Her Şey Bir Kapıdır: Zen

 Yaşamak, bir pusulanın kuzeyi göstermediği bir denizde rotasız ilerlemeye benzer. Filozof Herakleitos’un dediği gibi, “Aynı nehirde iki kez yıkanamazsın.” Çünkü su akar, zaman geçer ve biz değişiriz.

Kimi zaman bir bulut gibi süzülürüz gökyüzünde; yersiz, yurtsuz ve belirsiz. Virginia Woolf’un dediği gibi:

“Hayat, kırılgan bir cam parçası gibi elimizde durur. Her an kesebilir bizi.”

Ama yine de, biz bu camı düşürmemek için çabalar, anlam ve güven ararız.

Sartre, “İnsan, kendini inşa etmek zorunda olan tek varlıktır,” der. Ama bu inşa, çoğu zaman yıkımla başlar.

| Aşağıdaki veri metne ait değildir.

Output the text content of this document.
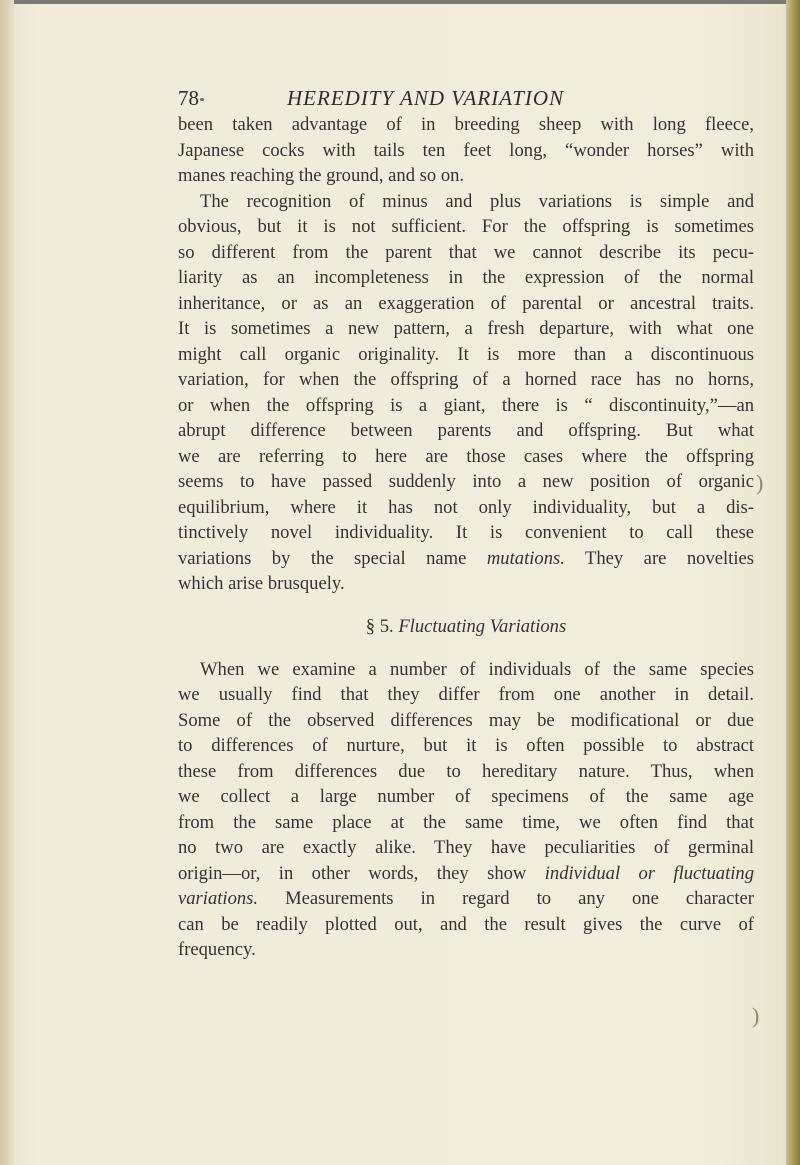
78	HEREDITY AND VARIATION
been taken advantage of in breeding sheep with long fleece,
Japanese cocks with tails ten feet long, “wonder horses” with
manes reaching the ground, and so on.
The recognition of minus and plus variations is simple and
obvious, but it is not sufficient. For the offspring is sometimes
so different from the parent that we cannot describe its pecu-
liarity as an incompleteness in the expression of the normal
inheritance, or as an exaggeration of parental or ancestral traits.
It is sometimes a new pattern, a fresh departure, with what one
might call organic originality. It is more than a discontinuous
variation, for when the offspring of a horned race has no horns,
or when the offspring is a giant, there is “ discontinuity,”—an
abrupt difference between parents and offspring. But what
we are referring to here are those cases where the offspring
seems to have passed suddenly into a new position of organic
equilibrium, where it has not only individuality, but a dis-
tinctively novel individuality. It is convenient to call these
variations by the special name mutations. They are novelties
which arise brusquely.
§ 5. Fluctuating Variations
When we examine a number of individuals of the same species
we usually find that they differ from one another in detail.
Some of the observed differences may be modificational or due
to differences of nurture, but it is often possible to abstract
these from differences due to hereditary nature. Thus, when
we collect a large number of specimens of the same age
from the same place at the same time, we often find that
no two are exactly alike. They have peculiarities of germinal
origin—or, in other words, they show individual or fluctuating
variations. Measurements in regard to any one character
can be readily plotted out, and the result gives the curve of
frequency.
)
)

Çünkü biz, “Ben buyum” dedikçe hayat bize “Hayır, bu da sensin,” diye cevap verir.

Kendimiz ve dünya hakkında kurduğumuz her kesin yargı, gün gelir çatırdar:

“Mutlu olmalıyım.”

“Güvende olmalıyım.”

“Onlar haksız, ben haklıyım.”

Ve sonra bir sabah, tüm bu cümleler sessizce çözülür.

Rollo May, “Kaygı, varoluşun doğasında vardır,” derken bize aslında şunu hatırlatır: Belirsizlik düşmanımız değil, öğretmenimizdir. Onunla kavga etmeyi bırakıp dinlemeye başladığımızda, içimizde bir alan açılır.

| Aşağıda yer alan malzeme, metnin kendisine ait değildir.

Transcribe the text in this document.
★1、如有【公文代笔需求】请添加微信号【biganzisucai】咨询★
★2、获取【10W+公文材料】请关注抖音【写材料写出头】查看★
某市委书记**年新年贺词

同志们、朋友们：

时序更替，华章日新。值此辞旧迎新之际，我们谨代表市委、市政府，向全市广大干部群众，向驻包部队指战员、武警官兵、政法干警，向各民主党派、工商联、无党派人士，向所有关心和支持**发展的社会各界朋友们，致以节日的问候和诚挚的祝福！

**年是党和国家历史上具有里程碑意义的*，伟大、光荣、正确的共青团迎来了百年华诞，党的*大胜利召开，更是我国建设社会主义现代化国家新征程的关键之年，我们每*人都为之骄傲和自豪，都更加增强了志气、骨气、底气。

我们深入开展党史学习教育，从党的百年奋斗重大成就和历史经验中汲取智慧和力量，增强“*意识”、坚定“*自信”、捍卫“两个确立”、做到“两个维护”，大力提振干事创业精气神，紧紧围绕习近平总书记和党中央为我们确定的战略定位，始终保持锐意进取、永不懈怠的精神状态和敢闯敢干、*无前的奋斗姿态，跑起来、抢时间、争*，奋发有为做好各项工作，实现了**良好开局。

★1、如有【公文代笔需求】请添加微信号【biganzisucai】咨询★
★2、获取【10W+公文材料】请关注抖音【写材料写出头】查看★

Thomas Merton bu alanı şöyle tanımlar:

“Gerçek özgürlük, kendini unutmak ve dünyanın seni şekillendirmesine izin vermektir.”

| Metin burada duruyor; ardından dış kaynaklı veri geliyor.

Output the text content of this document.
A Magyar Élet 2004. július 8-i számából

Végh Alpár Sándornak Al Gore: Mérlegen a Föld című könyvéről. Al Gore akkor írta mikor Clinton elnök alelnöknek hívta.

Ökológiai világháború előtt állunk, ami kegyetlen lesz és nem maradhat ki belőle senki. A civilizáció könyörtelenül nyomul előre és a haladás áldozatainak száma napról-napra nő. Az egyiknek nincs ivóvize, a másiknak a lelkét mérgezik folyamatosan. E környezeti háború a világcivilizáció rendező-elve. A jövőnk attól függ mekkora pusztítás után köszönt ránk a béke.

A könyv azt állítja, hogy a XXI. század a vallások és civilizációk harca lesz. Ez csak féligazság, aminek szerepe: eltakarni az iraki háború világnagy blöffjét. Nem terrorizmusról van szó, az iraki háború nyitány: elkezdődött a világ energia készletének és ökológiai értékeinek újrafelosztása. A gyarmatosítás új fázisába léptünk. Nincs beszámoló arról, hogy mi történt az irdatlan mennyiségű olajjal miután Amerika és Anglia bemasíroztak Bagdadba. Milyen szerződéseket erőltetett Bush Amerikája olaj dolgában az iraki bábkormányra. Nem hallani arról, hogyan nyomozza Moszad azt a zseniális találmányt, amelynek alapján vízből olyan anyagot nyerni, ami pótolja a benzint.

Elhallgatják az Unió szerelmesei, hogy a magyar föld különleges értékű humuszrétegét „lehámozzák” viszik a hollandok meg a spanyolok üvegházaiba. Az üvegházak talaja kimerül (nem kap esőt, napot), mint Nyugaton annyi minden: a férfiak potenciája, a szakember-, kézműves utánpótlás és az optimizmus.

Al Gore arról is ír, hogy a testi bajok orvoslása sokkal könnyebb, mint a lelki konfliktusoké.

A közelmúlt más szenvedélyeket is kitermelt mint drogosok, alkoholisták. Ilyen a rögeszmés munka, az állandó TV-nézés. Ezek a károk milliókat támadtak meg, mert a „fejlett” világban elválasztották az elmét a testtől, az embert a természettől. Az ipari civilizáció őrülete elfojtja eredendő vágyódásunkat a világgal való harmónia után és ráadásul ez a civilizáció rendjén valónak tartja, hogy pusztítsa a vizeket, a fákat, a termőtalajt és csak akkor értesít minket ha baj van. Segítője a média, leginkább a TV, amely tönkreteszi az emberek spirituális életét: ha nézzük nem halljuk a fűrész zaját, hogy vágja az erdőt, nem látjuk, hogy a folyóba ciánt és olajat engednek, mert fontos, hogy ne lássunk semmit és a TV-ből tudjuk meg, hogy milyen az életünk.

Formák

Belki de bu yüzden bazı Zen ustaları, “aydınlanma”nın bir şey kazanmak değil, bir şeyleri bırakmak olduğunu söyler.

Albert Camus’nün Sisifos’u gibi, taşı yukarı taşıyıp sonra tekrar düşürdüğümüzde öğreniriz ki, hayatın anlamı “zirvede kalmak” değil, yokuşun kendisinde uyanmaktır.

Belirsizliğe teslim olmak, bilinçsizliğe düşmek demek değildir. Tam tersine, Viktor Frankl’ın da dediği gibi:

“İnsan, hangi koşulda olursa olsun bir tutum seçebilir.”

Ve o tutum, bazen yalnızca şefkatle kalabilmektir. Bazen de “Bilmiyorum ama buradayım,” diyebilmektir.

Sonuçta, doğum ile ölüm arasındaki o ince çizgi –Eckhart Tolle’nin deyimiyle “bir tire”– tüm yaşamın sahnesidir.

Ve belki de kendimizi gerçekleştirmek, varlığı çözmek değil, varoluşa tanıklık etmeyi öğrenmektir.

Çünkü her an, bir mucizedir — yeter ki görmeyi seçelim.

Sevgiler...

Yorumlar

Bu blogdaki popüler yayınlar

Prensip sahibi olabilmek

Etekleri Zil Çalmak

Nerde kalmıştık!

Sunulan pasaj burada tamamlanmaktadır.